Here’s a question many people ask when visiting in the summer: Does everywhere stay open in the winter? The answer is, no, not everywhere, because some businesses are summer enterprises only (beach tavernas, boat hire, water taxis, some souvenir shops, etc.). Essential businesses remain open, of course, banks, pharmacies, health clinic, town hall, etc., and some cafés, bars and tavernas also stay open. Some eateries, such as the Taj Mahal might only operate at weekends, while others, such as Scena, Niki’s Kitchen, and Georgio’s remain open throughout the winter, perhaps with a day off here and there for a holiday, repainting, Christmas… We were at Georgio’s the other night, actually, and the BBQ was on…

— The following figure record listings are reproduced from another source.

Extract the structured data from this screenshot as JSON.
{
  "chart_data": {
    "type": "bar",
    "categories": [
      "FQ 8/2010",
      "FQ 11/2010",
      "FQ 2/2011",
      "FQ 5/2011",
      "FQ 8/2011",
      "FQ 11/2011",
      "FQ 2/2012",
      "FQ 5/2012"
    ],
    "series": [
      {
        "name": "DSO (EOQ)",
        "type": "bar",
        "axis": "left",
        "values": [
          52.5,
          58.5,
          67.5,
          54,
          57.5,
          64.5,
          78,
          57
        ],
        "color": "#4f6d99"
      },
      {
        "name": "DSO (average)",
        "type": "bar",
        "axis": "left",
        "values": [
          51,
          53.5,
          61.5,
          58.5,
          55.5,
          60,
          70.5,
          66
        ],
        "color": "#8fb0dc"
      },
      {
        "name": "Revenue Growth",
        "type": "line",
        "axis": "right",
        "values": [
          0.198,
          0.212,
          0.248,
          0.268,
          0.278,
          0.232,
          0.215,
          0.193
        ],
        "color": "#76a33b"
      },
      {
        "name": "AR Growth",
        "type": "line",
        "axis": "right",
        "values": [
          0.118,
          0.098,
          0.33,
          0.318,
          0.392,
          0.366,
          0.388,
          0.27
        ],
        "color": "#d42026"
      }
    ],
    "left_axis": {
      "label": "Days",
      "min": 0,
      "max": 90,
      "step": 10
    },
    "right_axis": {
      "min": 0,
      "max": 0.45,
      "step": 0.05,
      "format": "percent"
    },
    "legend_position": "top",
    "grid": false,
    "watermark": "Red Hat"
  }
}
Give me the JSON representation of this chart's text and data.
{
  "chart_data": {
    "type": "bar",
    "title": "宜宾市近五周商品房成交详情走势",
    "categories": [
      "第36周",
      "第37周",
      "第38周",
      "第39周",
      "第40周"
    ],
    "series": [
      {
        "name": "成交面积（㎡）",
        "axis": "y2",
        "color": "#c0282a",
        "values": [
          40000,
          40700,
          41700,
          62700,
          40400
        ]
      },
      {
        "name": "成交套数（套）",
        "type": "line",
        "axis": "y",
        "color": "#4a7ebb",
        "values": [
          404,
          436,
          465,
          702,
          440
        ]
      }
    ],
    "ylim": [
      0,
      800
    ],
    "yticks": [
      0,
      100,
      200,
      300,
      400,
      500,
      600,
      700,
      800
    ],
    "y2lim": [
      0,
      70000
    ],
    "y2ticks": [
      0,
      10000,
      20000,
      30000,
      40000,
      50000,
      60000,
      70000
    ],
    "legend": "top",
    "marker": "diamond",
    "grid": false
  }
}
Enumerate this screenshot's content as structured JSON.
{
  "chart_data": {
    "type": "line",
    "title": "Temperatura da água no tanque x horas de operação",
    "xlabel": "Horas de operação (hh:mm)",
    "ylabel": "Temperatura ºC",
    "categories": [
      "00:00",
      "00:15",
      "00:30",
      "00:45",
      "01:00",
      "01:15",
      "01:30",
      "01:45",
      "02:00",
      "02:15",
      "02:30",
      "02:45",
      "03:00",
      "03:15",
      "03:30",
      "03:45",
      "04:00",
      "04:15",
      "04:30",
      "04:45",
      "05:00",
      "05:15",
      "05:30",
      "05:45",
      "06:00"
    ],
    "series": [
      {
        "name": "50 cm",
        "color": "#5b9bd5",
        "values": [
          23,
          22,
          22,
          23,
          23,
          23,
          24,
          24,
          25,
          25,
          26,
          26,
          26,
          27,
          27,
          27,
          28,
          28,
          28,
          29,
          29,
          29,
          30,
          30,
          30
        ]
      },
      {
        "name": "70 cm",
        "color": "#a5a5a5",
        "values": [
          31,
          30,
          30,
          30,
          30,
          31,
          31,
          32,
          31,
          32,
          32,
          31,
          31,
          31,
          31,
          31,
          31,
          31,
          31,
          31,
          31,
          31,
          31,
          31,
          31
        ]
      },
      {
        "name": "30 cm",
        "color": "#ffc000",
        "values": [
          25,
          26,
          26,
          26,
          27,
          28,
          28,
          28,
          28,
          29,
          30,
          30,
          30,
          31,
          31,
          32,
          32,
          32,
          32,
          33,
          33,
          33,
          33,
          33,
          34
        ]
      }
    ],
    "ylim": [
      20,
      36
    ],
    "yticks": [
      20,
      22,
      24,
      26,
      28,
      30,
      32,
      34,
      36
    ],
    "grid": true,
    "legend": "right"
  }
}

The menu may be limited at this time of the year, there were chops, chips, cheese fritters, salads, and what you might call staples, but a lot of the time, what’s available depends on what’s in the shops, or in some cases, what’s in the freezer. We manage, thank you, and there are places to eat out, socialise and sit and watch the world go by in both the village and the harbour.

The famous photo wall – are you on it?

While, at home, there’s plenty to keep us occupied. I finished my model locomotive yesterday, and the Titanic’s funnels are now complete and rigged. The next stage is to add the three deck levels together which should happen on Thursday. The following week, my piano student is away with his class for five days, so the ship and Chopin will have to wait, but I reckon, she’ll be seaworthy by mid-April. In fact, she might be ready to set off on her maiden voyage on April 10th, 113 years to the day after first leaving Southampton.

(‘The Ship and Chopin’ sounds like a great name for a pub. I’ll have to write that into one of my books.)